Pitch Black Review

by "Stephen Graham Jones" (stephen AT cinemuck DOT com)
February 20th, 2000

Pitch Black: don't let the sun do down on me

Pitch Black operates on the same premise as Asimov's "Nightfall": when the sun goes down, the calamity starts. In "Nightfall," however, what darkness brings with it is social upheaval, the breakdown of civilization, all that, which is to say the cycle of destruction functions as some kind of vague statement, warning us that the same thing can happen to us if we panic in the face of the unknown, if we don't pay heed to the old stories, etc. With Pitch Black, as there are some nocturnal aliens that would do Sigourney Weaver proud, the imperative is worlds simpler: just don't let the sun set on you.

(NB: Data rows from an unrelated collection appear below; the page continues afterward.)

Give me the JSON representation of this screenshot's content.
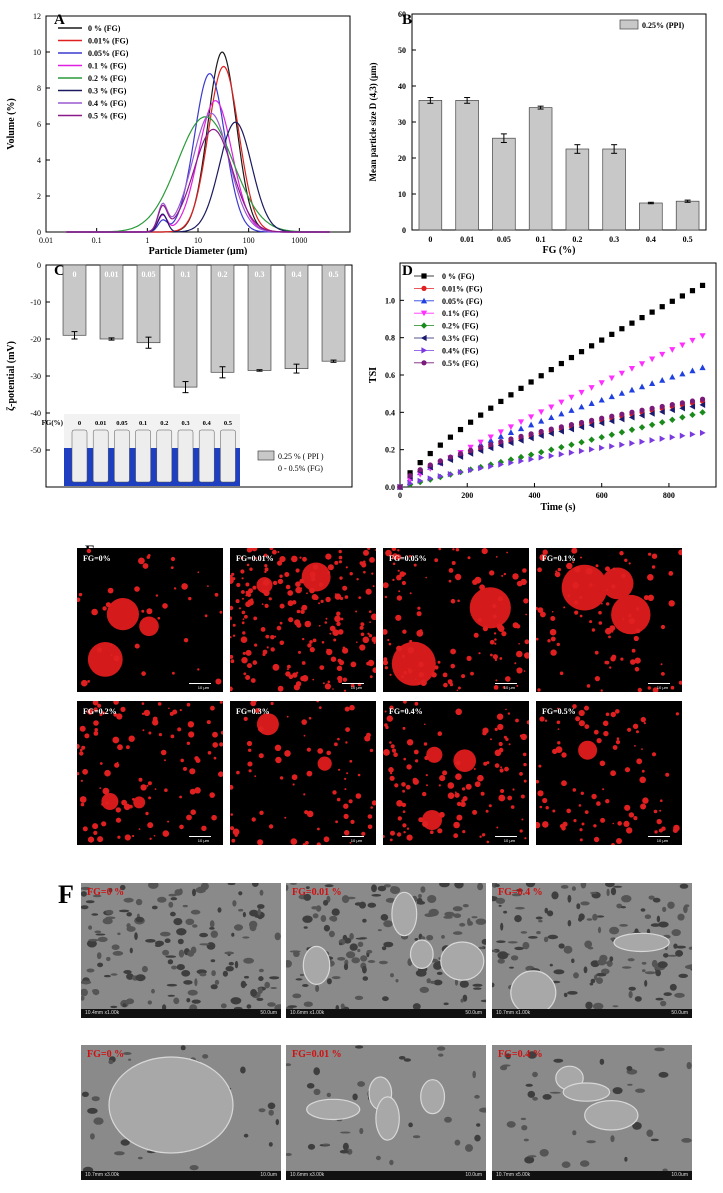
{
  "panels": {
    "A": "A",
    "B": "B",
    "C": "C",
    "D": "D",
    "E": "E",
    "F": "F"
  },
  "chart_data": [
    {
      "id": "A",
      "type": "line",
      "xlabel": "Particle Diameter (μm)",
      "ylabel": "Volume (%)",
      "xscale": "log",
      "xlim": [
        0.01,
        10000
      ],
      "ylim": [
        0,
        12
      ],
      "xticks": [
        "0.01",
        "0.1",
        "1",
        "10",
        "100",
        "1000"
      ],
      "yticks": [
        "0",
        "2",
        "4",
        "6",
        "8",
        "10",
        "12"
      ],
      "legend_position": "top-left",
      "colors": [
        "#1a1a1a",
        "#e02020",
        "#3a3ad0",
        "#e020e0",
        "#2a9a3a",
        "#1a1a60",
        "#9a5ad0",
        "#8a1a8a"
      ],
      "series": [
        {
          "name": "0 % (FG)",
          "peak": 30,
          "height": 10.0,
          "width": 0.28,
          "small": 0
        },
        {
          "name": "0.01% (FG)",
          "peak": 32,
          "height": 9.2,
          "width": 0.3,
          "small": 0
        },
        {
          "name": "0.05% (FG)",
          "peak": 17,
          "height": 8.8,
          "width": 0.3,
          "small": 0.6
        },
        {
          "name": "0.1 % (FG)",
          "peak": 22,
          "height": 7.3,
          "width": 0.33,
          "small": 0.9
        },
        {
          "name": "0.2 % (FG)",
          "peak": 14,
          "height": 6.4,
          "width": 0.55,
          "small": 0
        },
        {
          "name": "0.3 % (FG)",
          "peak": 55,
          "height": 6.1,
          "width": 0.32,
          "small": 1.0
        },
        {
          "name": "0.4 % (FG)",
          "peak": 18,
          "height": 6.6,
          "width": 0.36,
          "small": 1.4
        },
        {
          "name": "0.5 % (FG)",
          "peak": 20,
          "height": 5.7,
          "width": 0.38,
          "small": 1.3
        }
      ]
    },
    {
      "id": "B",
      "type": "bar",
      "xlabel": "FG (%)",
      "ylabel": "Mean particle size D (4,3) (μm)",
      "ylim": [
        0,
        60
      ],
      "yticks": [
        "0",
        "10",
        "20",
        "30",
        "40",
        "50",
        "60"
      ],
      "categories": [
        "0",
        "0.01",
        "0.05",
        "0.1",
        "0.2",
        "0.3",
        "0.4",
        "0.5"
      ],
      "values": [
        36,
        36,
        25.5,
        34,
        22.5,
        22.5,
        7.5,
        8
      ],
      "errors": [
        0.8,
        0.8,
        1.2,
        0.4,
        1.2,
        1.2,
        0.2,
        0.3
      ],
      "legend": "0.25% (PPI)",
      "legend_position": "top-right"
    },
    {
      "id": "C",
      "type": "bar",
      "ylabel": "ζ-potential (mV)",
      "ylim": [
        -60,
        0
      ],
      "yticks": [
        "0",
        "-10",
        "-20",
        "-30",
        "-40",
        "-50"
      ],
      "categories": [
        "0",
        "0.01",
        "0.05",
        "0.1",
        "0.2",
        "0.3",
        "0.4",
        "0.5"
      ],
      "values": [
        -19,
        -20,
        -21,
        -33,
        -29,
        -28.5,
        -28,
        -26
      ],
      "errors": [
        1,
        0.3,
        1.5,
        1.5,
        1.5,
        0.2,
        1.2,
        0.3
      ],
      "legend_lines": [
        "0.25 % ( PPI )",
        "0 - 0.5% (FG)"
      ],
      "legend_position": "bottom-right",
      "inset_label": "FG(%)",
      "inset_values": [
        "0",
        "0.01",
        "0.05",
        "0.1",
        "0.2",
        "0.3",
        "0.4",
        "0.5"
      ]
    },
    {
      "id": "D",
      "type": "scatter",
      "xlabel": "Time (s)",
      "ylabel": "TSI",
      "xlim": [
        0,
        940
      ],
      "ylim": [
        0,
        1.2
      ],
      "xticks": [
        "0",
        "200",
        "400",
        "600",
        "800"
      ],
      "yticks": [
        "0.0",
        "0.2",
        "0.4",
        "0.6",
        "0.8",
        "1.0"
      ],
      "legend_position": "top-left",
      "series": [
        {
          "name": "0 % (FG)",
          "color": "#000000",
          "marker": "square",
          "final": 1.08,
          "curve": 0.78
        },
        {
          "name": "0.01% (FG)",
          "color": "#e02020",
          "marker": "circle",
          "final": 0.46,
          "curve": 0.62
        },
        {
          "name": "0.05% (FG)",
          "color": "#2040e0",
          "marker": "triangle-up",
          "final": 0.64,
          "curve": 0.78
        },
        {
          "name": "0.1% (FG)",
          "color": "#ff30ff",
          "marker": "triangle-down",
          "final": 0.81,
          "curve": 0.92
        },
        {
          "name": "0.2% (FG)",
          "color": "#1a8a1a",
          "marker": "diamond",
          "final": 0.4,
          "curve": 1.0
        },
        {
          "name": "0.3% (FG)",
          "color": "#1a1a70",
          "marker": "triangle-left",
          "final": 0.44,
          "curve": 0.62
        },
        {
          "name": "0.4% (FG)",
          "color": "#7a3ae0",
          "marker": "triangle-right",
          "final": 0.29,
          "curve": 0.8
        },
        {
          "name": "0.5% (FG)",
          "color": "#7a1a7a",
          "marker": "circle",
          "final": 0.47,
          "curve": 0.6
        }
      ]
    }
  ],
  "confocal": {
    "labels": [
      "FG=0%",
      "FG=0.01%",
      "FG=0.05%",
      "FG=0.1%",
      "FG=0.2%",
      "FG=0.3%",
      "FG=0.4%",
      "FG=0.5%"
    ],
    "scalebar": "10 μm"
  },
  "sem": {
    "labels": [
      "FG=0 %",
      "FG=0.01 %",
      "FG=0.4 %",
      "FG=0 %",
      "FG=0.01 %",
      "FG=0.4 %"
    ],
    "info": [
      [
        "10.4mm x1.00k",
        "50.0um"
      ],
      [
        "10.6mm x1.00k",
        "50.0um"
      ],
      [
        "10.7mm x1.00k",
        "50.0um"
      ],
      [
        "10.7mm x3.00k",
        "10.0um"
      ],
      [
        "10.6mm x3.00k",
        "10.0um"
      ],
      [
        "10.7mm x5.00k",
        "10.0um"
      ]
    ]
  }
}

This isn't to say that the movie is unsophisticated, however. Far from it. The attention paid to the photography and the editing here is your first indication, how director David Twohy says so much with camera movement and composition that it takes the burden off the characters, allows their dialogue to be that much less contrived. The second indication is simply the quality of writing, how Jim and Ken Wheat manage to graft so many disparate conventions into Pitch Black, yet do it subtly enough that things never quite become predictable--or at least not that kind of predictable we're accustomed to with effects-dependent horror.

It all starts with a worst-case scenario, a deep space transport proving that Con-Air rule, that convicts are far too heavy to remain aloft for long. So, in a camera-shaking fit that would do Blair Witch proud, Pitch Black's 2001-ish looking ship crash lands, and, per Supernova, the captain is the first to die, meaning that now a leader has to emerge from the ragtag survivors. Meet Caroline Fry (Radha Mitchell), who, as all final girls must, goes by the gender inspecific 'Fry' and isn't afraid to get her hands dirty. Getting top-billing along with her are Johns (Cole Hauser, with a "nickel-slick" badge) and his escape-artist prisoner Riddick (Vin Diesel, still anti-gun here, as with Iron Giant), perhaps the naturalest born killer ever.

For an unusually long time, too, there are no Starship Trooper bugs to contend with, just a sun-scorched, washed-out planet, shot with the same lens as Three Kings, it seems. That bright. It's all about contrast, though, setting us up for nightfall, which, due to some Thing-type discoveries (abandoned research post, etc), Fry & Co. slowly learn to fear. At times it feels a lot like Screamers, just without that Phillip K. Dick distrust of reality. As with Screamers, however, there is some distrust between the characters. Will Riddick kill them all? Will he steal the ship and leave them for alien-bait? To Pitch Black's credit, you really don't know until the final frames, simply because it's hard to tell who the main character here is. You expect it to be Fry, the final girl, but then, too, Riddick's voice-over started the whole thing, introduced us to everyone. As if this was his story. So you just don't know, and that's refreshing.

You do, however, know that, once nightfall catches them unaware, anyone without a name is expendable. And these hammerheaded bats of space make short and graphic work of them. That's all to be expected. But then there's the tagline, too--'Fight evil with evil.' Which is to say that, in the absence of society, Riddick's sociopathic tendencies aren't that bad, might in fact be what saves this crew, what redeems him. Nevertheless, though--and counter--intuitively-Pitch Black's strongest moments are after the crash and before the darkness comes, when Twohy can effectively fill the frame with so much, so fast. After dark, he can't do that, and Pitch Black gets reduced down to action and special effects. Still, as far as off-world sci-fi goes, Pitch Black combines strong writing and excellent direction which establishes it well above the crowd, makes the genre somehow more legitimate. And, as far as the horror-aspects go, prepare for something different. Fry could very well be the final, final girl.